Entre las víctimas de COVID que se han ido de un día para otro, en un enero desmesurado de ómicron, figuran familiares, amigos, conocidos y gente anónima, todos víctimas inocentes de una plaga. Eduardo Sabaté pertenecía a la plantilla de la Sociedad de Desarrollo de Santa Cruz y era una persona excepcional que había significado mucho en nuestras vidas desde que se incorporó a la familia con su bagaje renacentista de conocimientos intelectuales y su arsenal de juegos de prestidigitación.
Gentes que suponías perdurables en el tiempo, por razones de edad y de sentido común, se han ido como por arte de magia. Antes de que la pandemia revolviera toda lógica al uso e impusiera cánones de extinción cuasi medievales y nos arrebatara la mano y el abrazo, la sonrisa agriada tras la máscara y casi el habla por temor a contagiar al prójimo, creíamos en la longitud de los afectos. Las relaciones humanas no tenían fecha de caducidad a corto plazo, hacíamos planes de jubilación.
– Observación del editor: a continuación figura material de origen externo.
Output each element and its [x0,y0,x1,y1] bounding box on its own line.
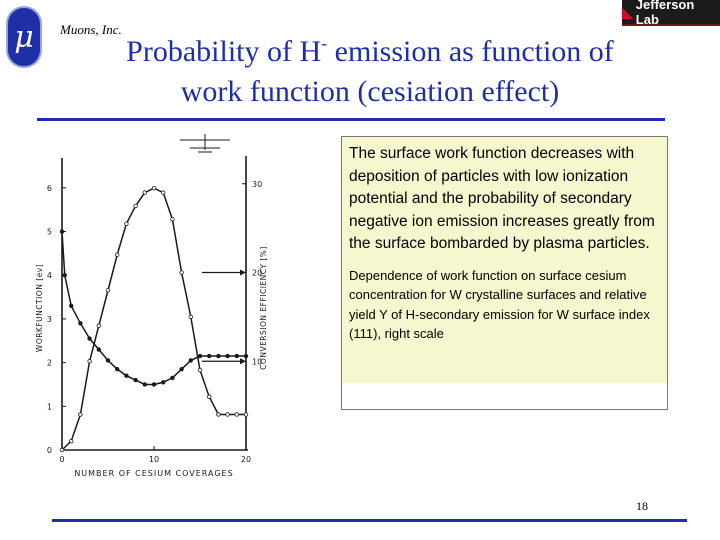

Eduardo, que era el cuñado que inmortalizaba una vez al año a la prole de sobrinos en la foto familiar del Parque, que era el filósofo de la familia, el psicólogo de nuestra generación, el lector enciclopédico, el sociólogo de la vida y un hombre bueno, supusimos todo el tiempo que envejecería lentamente, dándonos margen suficiente para atesorarnos con su pozo de sabiduría.
Eduardo y mi hermana Ana tuvieron una hija, que rezuma la sensibilidad y el amor al arte de sus padres, la actriz María Sabaté, mi ahijada. La mejor herencia de Eduardo es su ejemplo vital, tan escaso en los tiempos que corren, de indefensión ante el egoísmo y otras pandemias.
Pensé todo el tiempo que Eduardo nunca iba a morir, porque yo no lo vería. Mi último wasap fue el viernes 7 de enero, cómo estás, y el suyo desde el hospital, “por ahora todo bien aguantando el tipo como los vaqueros de antes”. Poco después no contestó al último mensaje. Todo se precipitó rápidamente. Eduardo combatía una enfermedad delicada detectada a tiempo y el virus le sorprendió sin inmunidad por prescripción médica. Fue uno de los escudos humanos de esta guerra. Le habría sacado al virus una moneda detrás de la oreja porque nunca se le vio enfadado y tenía un sentido del humor similar a la paz con que afrontaba la vida propia y adornaba la ajena. Lo que no me explico es cómo el bicho le dio alcance, siendo un avezado maestro de las artes marciales. Ahora que le ha tocado hacer el viaje más largo, este licenciado en Turismo se habrá puesto las botas. Pero nos ha dejado hechos polvo a quienes lo queríamos.